Thursday, April 3, 2014
Red Sky At Morning, And The Last of The Onions And Garlic
This morning when I got up, there was a brilliant strip of red on the eastern horizon. By the time I got downstairs to the camera, this is what the sky looked like.
It was a beautiful, red, sunrise. Red sky at morning, sailors take warning. . . We were supposed to get freezing rain overnight, but it had held off. The rain/sleet combo actually started a little before 10 a.m. and continued all day today, sometimes pure rain, sometimes rain with ice pellets mixed in. Needless to say, I got a little wet doing horse chores. Hopefully my Carhartts dry out before I need to wear them tomorrow morning. They are too caked with hay chaff, sawdust and other debris to stick in the dryer, so I just hung them in the mudroom.
Since I'd spent a good deal of the morning in and out of the rain while working at the horse farm, I spent most of the afternoon working inside at home.
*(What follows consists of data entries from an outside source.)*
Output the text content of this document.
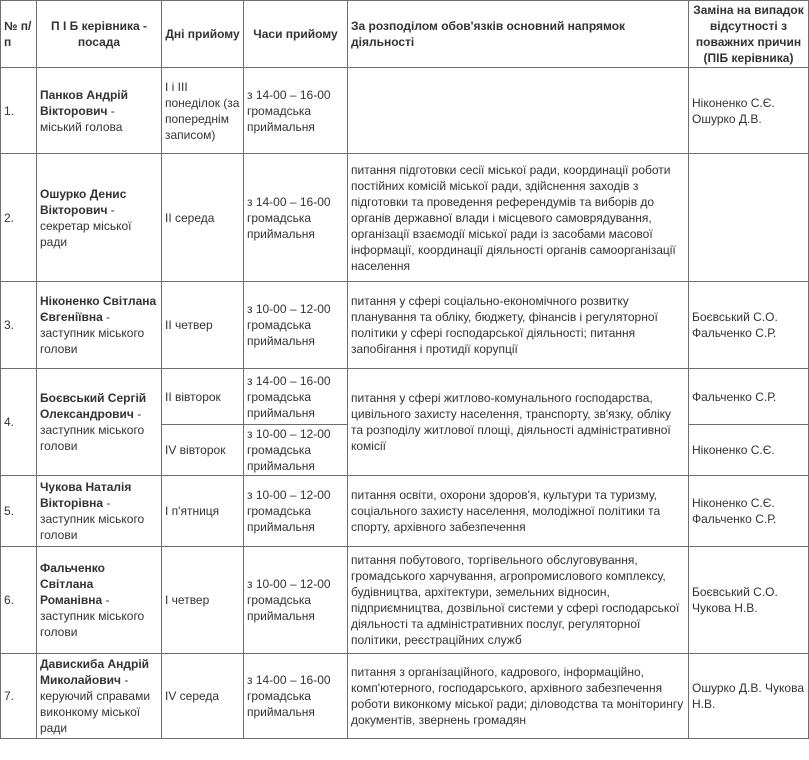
№ п/п	П І Б керівника - посада	Дні прийому	Часи прийому	За розподілом обов'язків основний напрямок діяльності	Заміна на випадок відсутності з поважних причин (ПІБ керівника)
1.	Панков Андрій Вікторович - міський голова	І і ІІІ понеділок (за попереднім записом)	з 14-00 – 16-00 громадська приймальня		Ніконенко С.Є. Ошурко Д.В.
2.	Ошурко Денис Вікторович - секретар міської ради	ІІ середа	з 14-00 – 16-00 громадська приймальня	питання підготовки сесії міської ради, координації роботи постійних комісій міської ради, здійснення заходів з підготовки та проведення референдумів та виборів до органів державної влади і місцевого самоврядування, організації взаємодії міської ради із засобами масової інформації, координації діяльності органів самоорганізації населення	
3.	Ніконенко Світлана Євгеніївна - заступник міського голови	ІІ четвер	з 10-00 – 12-00 громадська приймальня	питання у сфері соціально-економічного розвитку планування та обліку, бюджету, фінансів і регуляторної політики у сфері господарської діяльності; питання запобігання і протидії корупції	Боєвський С.О. Фальченко С.Р.
4.	Боєвський Сергій Олександрович - заступник міського голови	ІІ вівторок	з 14-00 – 16-00 громадська приймальня	питання у сфері житлово-комунального господарства, цивільного захисту населення, транспорту, зв'язку, обліку та розподілу житлової площі, діяльності адміністративної комісії	Фальченко С.Р.
		ІV вівторок	з 10-00 – 12-00 громадська приймальня		Ніконенко С.Є.
5.	Чукова Наталія Вікторівна - заступник міського голови	І п'ятниця	з 10-00 – 12-00 громадська приймальня	питання освіти, охорони здоров'я, культури та туризму, соціального захисту населення, молодіжної політики та спорту, архівного забезпечення	Ніконенко С.Є. Фальченко С.Р.
6.	Фальченко Світлана Романівна - заступник міського голови	І четвер	з 10-00 – 12-00 громадська приймальня	питання побутового, торгівельного обслуговування, громадського харчування, агропромислового комплексу, будівництва, архітектури, земельних відносин, підприємництва, дозвільної системи у сфері господарської діяльності та адміністративних послуг, регуляторної політики, реєстраційних служб	Боєвський С.О. Чукова Н.В.
7.	Давискиба Андрій Миколайович - керуючий справами виконкому міської ради	ІV середа	з 14-00 – 16-00 громадська приймальня	питання з організаційного, кадрового, інформаційно, комп'ютерного, господарського, архівного забезпечення роботи виконкому міської ради; діловодства та моніторингу документів, звернень громадян	Ошурко Д.В. Чукова Н.В.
Much needs to be done outside, but today just was not the day to do it. Instead, I did housework (oh, how I love housework, NOT!) and a little inventorying of the food stocks in storage since late last summer.
We are still doing great on potatoes. About a bushel and a half left down in the cellar, and they are in wonderful shape for this time of the year. Most are still nice and firm, with very few sprouting yet. Which is good, because I won't be planting seed potatoes (the 'wrinkled' and 'sprouting' ones from the cellar) for at least a few weeks. The garden finally thawed, but the soil is still very cold and currently waterlogged.
Onions, I took down the last bag from where I'd had them hanging in the basement, and went through it. A few had gone bad in storage, and a few more were sprouting, so I emptied out the bag and sorted the good firm ones from the ones that were more fit for the compost pile than eating. I ended up with a small basketful of good ones, enough to probably get us through another month or so before I run out of homegrown onions. Which means I'll only have to buy onions for about three months before I have fresh ones ready in the garden again.
Likewise I went through my stash of garlic from last summer's harvest. If the remaining heads don't wither, I should have enough garlic to get the early batches of dill pickles canned without having to buy any garlic from the store. And shortly after the cukes begin to ripen, this year's crop of garlic will be ready to pull.
Have I ever mentioned how much it thrills me to eat food that I grew, right here, for most of the year? It is such a cool feeling to put a meal on the table, day after day after day, and see that most of the components of that meal are the fruits of my labor.
Red sunrises are really cool too, even though they usually mean outdoor working conditions aren't going to be too wonderful that day.